Di kalangan ekonom terjadi perbedaan pendapat dan saling menyalahkan. Sebagian menyalahkan para retailer ini yang menurunkan harga terlalu ekstrim sehingga pusaran deflasi semakin parah. Tapi para retailer membela diri. Mereka menyalahkan rendahnya daya beli masyarakat sebagai faktor lesunya ekonomi. Artinya, walaupun harga sudah diturunkan, pembelian tetap tidak meningkat.
Semenjak krisis melanda, ekonomi Jepang memang dilanda kelesuan. Pasar domestik mengecil dan daya beli menurun. Deflasi bisa jadi penanda akan lesunya perekonomian. Apabila harga-harga terus turun, tentu produsen tidak memiliki insentif untuk berproduksi, pengangguran meningkat, dan ekonomi bertambah lesu. Upaya meningkatkan daya beli menjadi program dari pemerintahan Hatoyama, PM Jepang yang baru. Kebijakan memberi lebih banyak uang pada generasi muda menjadi target yang akan dicapai dalam beberapa tahun ke depan. Sayangnya, jumlah generasi muda ini terus menurun. Ujungnya, Jepang juga menggalakkan program “banyak anak, banyak rejeki”, agar generasi muda semakin banyak dan daya beli bisa meningkat.
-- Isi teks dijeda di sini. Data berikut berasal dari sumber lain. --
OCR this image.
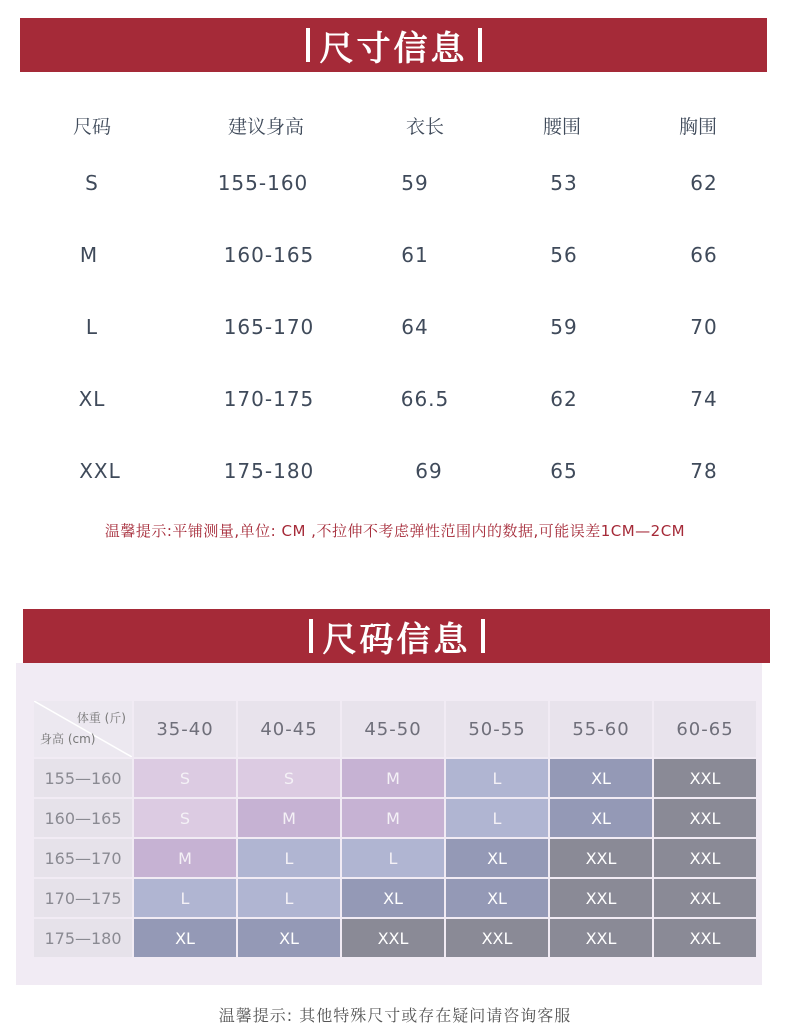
尺寸信息
尺码	建议身高	衣长	腰围	胸围
S	155-160	59	53	62
M	160-165	61	56	66
L	165-170	64	59	70
XL	170-175	66.5	62	74
XXL	175-180	69	65	78
温馨提示:平铺测量,单位: CM ,不拉伸不考虑弹性范围内的数据,可能误差1CM—2CM
尺码信息
体重 (斤)
身高 (cm)	35-40	40-45	45-50	50-55	55-60	60-65
155—160	S	S	M	L	XL	XXL
160—165	S	M	M	L	XL	XXL
165—170	M	L	L	XL	XXL	XXL
170—175	L	L	XL	XL	XXL	XXL
175—180	XL	XL	XXL	XXL	XXL	XXL
温馨提示: 其他特殊尺寸或存在疑问请咨询客服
Inflasi ataupun deflasi terbukti menyulitkan kehidupan masyarakat secara umum. Berbeda dengan Jepang, kita memiliki keunggulan di sisi daya beli. Saat krisis ekonomi melanda, ekonomi Indonesia terbukti masih bergairah dan tetap tumbuh karena daya beli masyarakat yang masih kuat. Hal ini sebenarnya yang menjadi kekuatan ekonomi Indonesia dalam menghadapi krisis global. Permasalahannya adalah bagaimana agar daya beli masyarakat tetap dapat dijaga dan inflasi dapat dikendalikan.
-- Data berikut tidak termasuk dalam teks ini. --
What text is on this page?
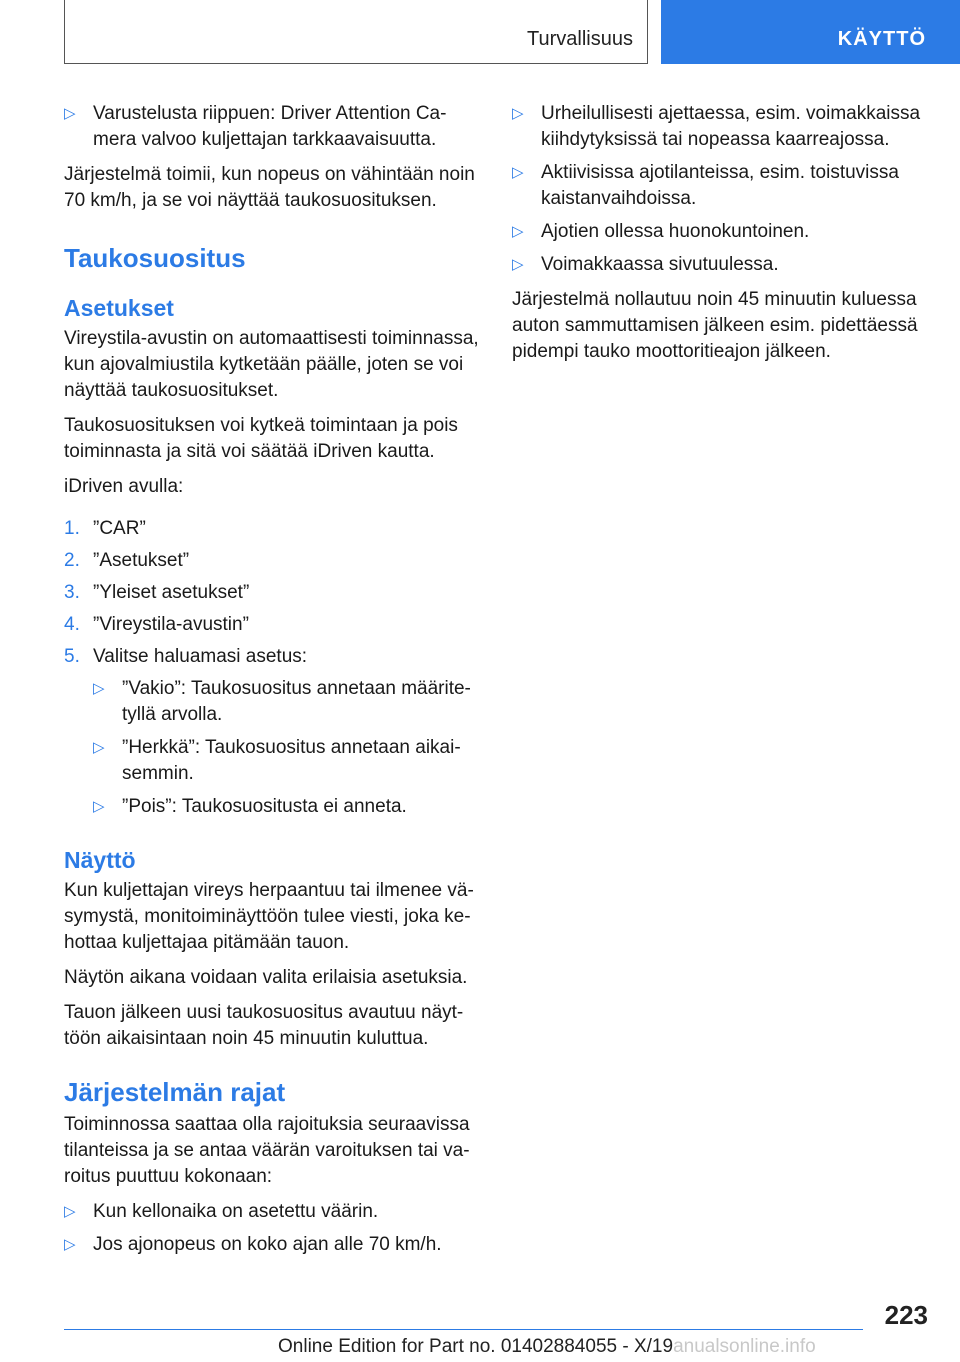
Turvallisuus	KÄYTTÖ
▷ Varustelusta riippuen: Driver Attention Ca-mera valvoo kuljettajan tarkkaavaisuutta.

Järjestelmä toimii, kun nopeus on vähintään noin 70 km/h, ja se voi näyttää taukosuosituksen.

Taukosuositus
Asetukset

Vireystila-avustin on automaattisesti toiminnassa, kun ajovalmiustila kytketään päälle, joten se voi näyttää taukosuositukset.

Taukosuosituksen voi kytkeä toimintaan ja pois toiminnasta ja sitä voi säätää iDriven kautta.

iDriven avulla:

1. ”CAR”
2. ”Asetukset”
3. ”Yleiset asetukset”
4. ”Vireystila-avustin”
5. Valitse haluamasi asetus:
▷ ”Vakio”: Taukosuositus annetaan määrite-tyllä arvolla.
▷ ”Herkkä”: Taukosuositus annetaan aikai-semmin.
▷ ”Pois”: Taukosuositusta ei anneta.
Näyttö

Kun kuljettajan vireys herpaantuu tai ilmenee vä-symystä, monitoiminäyttöön tulee viesti, joka ke-hottaa kuljettajaa pitämään tauon.

Näytön aikana voidaan valita erilaisia asetuksia.

Tauon jälkeen uusi taukosuositus avautuu näyt-töön aikaisintaan noin 45 minuutin kuluttua.

Järjestelmän rajat

Toiminnossa saattaa olla rajoituksia seuraavissa tilanteissa ja se antaa väärän varoituksen tai va-roitus puuttuu kokonaan:

▷ Kun kellonaika on asetettu väärin.
▷ Jos ajonopeus on koko ajan alle 70 km/h.
▷ Urheilullisesti ajettaessa, esim. voimakkaissa kiihdytyksissä tai nopeassa kaarreajossa.
▷ Aktiivisissa ajotilanteissa, esim. toistuvissa kaistanvaihdoissa.
▷ Ajotien ollessa huonokuntoinen.
▷ Voimakkaassa sivutuulessa.

Järjestelmä nollautuu noin 45 minuutin kuluessa auton sammuttamisen jälkeen esim. pidettäessä pidempi tauko moottoritieajon jälkeen.

223
Online Edition for Part no. 01402884055 - X/19anualsonline.info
Langkah mengendalikan inflasi itu, diamanatkan kepada bank sentral. Di Jepang, tugas ini dipikulkan pada Bank of Japan, yang sudah memotong suku bunga hingga 0,1% untuk mendorong ekonomi, meski belum juga berhasil sepenuhnya. Di Indonesia, tugas mengendalikan inflasi dipikulkan pada Bank Indonesia yang menjaga suku bunga pada tingkatan yang sesuai dengan kebutuhan ekonomi.
Inflasi atau deflasi adalah musuh yang dihadapi bersama dalam kehidupan. Banyak pihak mungkin tidak menyadari secara langsung arti inflasi atau deflasi. Namun saat gejala itu terjadi, dampaknya dirasakan pada kehidupan. Hal itulah yang saat ini dirasakan di Jepang, ataupun di Indonesia pada masa krisis moneter lalu, saat inflasi meroket drastis.